Pakistan’s technology sector is experiencing a sharp contraction, with global tech companies scaling back their presence and startup funding plunging by 88%, weakening the digital economy during a critical growth phase.

Over the past year, several international firms have withdrawn, citing regulatory uncertainty and economic instability. This exodus contributes to a stark decline in venture capital flow, with funding falling from $500 million to under $60 million annually. As a result, many startups face closure, slow hiring, and delayed product development.

Tech leaders warn that this downward trend risks eroding Pakistan’s innovation ecosystem, threatening job creation and global competitiveness. The funding freeze directly hinders cutting-edge work in fintech, e-commerce, AI, and software development.

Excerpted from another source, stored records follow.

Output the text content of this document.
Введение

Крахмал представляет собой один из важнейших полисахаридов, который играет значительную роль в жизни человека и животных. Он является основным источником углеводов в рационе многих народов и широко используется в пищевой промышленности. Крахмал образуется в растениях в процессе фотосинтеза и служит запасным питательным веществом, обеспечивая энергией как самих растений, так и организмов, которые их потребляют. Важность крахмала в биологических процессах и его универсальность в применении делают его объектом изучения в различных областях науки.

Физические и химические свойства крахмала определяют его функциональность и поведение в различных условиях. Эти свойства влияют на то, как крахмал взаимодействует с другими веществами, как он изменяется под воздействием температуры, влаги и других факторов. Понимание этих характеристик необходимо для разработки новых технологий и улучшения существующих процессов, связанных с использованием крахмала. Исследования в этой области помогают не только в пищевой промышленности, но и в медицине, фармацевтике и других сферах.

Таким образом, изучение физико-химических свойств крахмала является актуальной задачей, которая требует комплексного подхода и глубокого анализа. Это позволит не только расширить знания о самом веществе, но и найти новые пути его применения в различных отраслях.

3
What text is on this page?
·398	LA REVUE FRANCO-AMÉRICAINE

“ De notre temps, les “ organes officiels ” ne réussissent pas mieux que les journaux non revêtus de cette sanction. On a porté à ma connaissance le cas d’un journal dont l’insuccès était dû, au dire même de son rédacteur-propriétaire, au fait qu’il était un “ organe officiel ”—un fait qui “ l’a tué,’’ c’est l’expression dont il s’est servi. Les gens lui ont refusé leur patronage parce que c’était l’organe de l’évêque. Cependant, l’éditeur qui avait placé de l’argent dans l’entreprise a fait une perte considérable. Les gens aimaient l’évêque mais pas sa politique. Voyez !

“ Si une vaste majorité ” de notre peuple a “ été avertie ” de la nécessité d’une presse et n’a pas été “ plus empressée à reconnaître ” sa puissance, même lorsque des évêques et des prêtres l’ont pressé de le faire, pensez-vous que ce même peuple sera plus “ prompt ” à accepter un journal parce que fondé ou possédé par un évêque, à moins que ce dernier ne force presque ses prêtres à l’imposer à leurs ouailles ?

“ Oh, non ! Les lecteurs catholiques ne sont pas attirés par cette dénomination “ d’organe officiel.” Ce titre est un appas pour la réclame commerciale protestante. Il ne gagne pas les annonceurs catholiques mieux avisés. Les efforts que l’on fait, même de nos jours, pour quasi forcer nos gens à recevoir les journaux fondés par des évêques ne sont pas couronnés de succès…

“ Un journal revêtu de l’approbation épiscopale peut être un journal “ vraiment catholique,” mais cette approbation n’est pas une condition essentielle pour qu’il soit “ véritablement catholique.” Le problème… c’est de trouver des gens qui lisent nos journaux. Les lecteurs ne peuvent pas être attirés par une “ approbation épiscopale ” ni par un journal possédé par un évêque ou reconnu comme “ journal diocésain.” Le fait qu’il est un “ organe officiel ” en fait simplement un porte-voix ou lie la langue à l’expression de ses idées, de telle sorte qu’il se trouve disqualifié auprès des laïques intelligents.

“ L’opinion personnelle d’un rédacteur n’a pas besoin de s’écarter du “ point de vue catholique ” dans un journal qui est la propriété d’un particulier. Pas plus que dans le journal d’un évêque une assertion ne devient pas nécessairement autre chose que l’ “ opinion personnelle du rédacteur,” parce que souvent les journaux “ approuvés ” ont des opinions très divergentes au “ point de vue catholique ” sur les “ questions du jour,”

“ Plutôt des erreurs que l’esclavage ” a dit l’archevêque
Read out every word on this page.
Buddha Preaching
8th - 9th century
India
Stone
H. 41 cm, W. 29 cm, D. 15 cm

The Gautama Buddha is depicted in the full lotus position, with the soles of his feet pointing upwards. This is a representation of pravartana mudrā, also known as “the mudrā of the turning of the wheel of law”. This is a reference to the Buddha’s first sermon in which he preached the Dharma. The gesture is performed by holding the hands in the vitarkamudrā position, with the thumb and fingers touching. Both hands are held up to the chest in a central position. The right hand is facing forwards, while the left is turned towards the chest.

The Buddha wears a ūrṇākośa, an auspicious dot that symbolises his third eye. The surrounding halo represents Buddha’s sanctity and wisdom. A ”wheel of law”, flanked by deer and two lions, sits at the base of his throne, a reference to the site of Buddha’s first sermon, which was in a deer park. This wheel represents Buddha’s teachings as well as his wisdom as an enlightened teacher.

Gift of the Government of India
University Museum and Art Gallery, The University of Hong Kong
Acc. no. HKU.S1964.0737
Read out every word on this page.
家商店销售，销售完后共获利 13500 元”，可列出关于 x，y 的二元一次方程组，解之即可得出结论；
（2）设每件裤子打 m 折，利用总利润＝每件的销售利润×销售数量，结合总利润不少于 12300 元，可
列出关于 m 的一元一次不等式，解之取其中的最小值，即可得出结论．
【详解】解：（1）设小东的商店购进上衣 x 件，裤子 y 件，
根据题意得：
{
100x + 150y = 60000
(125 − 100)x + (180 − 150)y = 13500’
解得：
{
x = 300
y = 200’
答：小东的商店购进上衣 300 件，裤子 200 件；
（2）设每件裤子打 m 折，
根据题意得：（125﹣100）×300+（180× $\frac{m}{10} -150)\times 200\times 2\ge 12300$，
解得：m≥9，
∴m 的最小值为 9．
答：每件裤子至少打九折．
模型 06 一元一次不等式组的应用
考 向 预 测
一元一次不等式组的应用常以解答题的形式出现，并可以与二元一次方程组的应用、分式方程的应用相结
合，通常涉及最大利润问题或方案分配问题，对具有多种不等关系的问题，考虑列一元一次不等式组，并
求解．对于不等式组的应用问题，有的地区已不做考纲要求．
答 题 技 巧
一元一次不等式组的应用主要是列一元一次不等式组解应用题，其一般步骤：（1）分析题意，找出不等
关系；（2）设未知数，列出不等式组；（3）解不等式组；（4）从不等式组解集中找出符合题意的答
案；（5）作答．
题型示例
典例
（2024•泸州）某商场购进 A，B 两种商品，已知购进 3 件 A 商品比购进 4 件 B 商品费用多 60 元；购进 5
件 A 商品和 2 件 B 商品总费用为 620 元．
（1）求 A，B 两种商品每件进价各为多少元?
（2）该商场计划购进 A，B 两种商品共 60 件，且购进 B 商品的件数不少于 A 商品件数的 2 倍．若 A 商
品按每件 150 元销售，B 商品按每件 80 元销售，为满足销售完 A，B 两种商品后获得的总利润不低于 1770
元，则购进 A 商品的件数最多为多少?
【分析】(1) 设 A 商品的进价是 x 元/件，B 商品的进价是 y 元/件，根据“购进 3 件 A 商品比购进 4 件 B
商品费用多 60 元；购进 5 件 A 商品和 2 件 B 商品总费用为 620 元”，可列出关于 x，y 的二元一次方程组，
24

To counter this decline, experts recommend immediate action:

  • Incentivize investment through tax reliefs, easier foreign capital access, and streamlined approval processes.
  • Implement digital reforms, including clear regulations on data privacy, cloud services, and e-payments.
  • Strengthen accelerator programs and public-private partnerships to support early-stage startups.
  • Improve infrastructure, especially broadband connectivity and access to affordable cloud platforms.

Reviving digital confidence will also require Pakistan to promote success stories, restore investor trust, and commit to long-term planning. Without decisive action on policy and funding, the country risks further marginalization from the global tech landscape.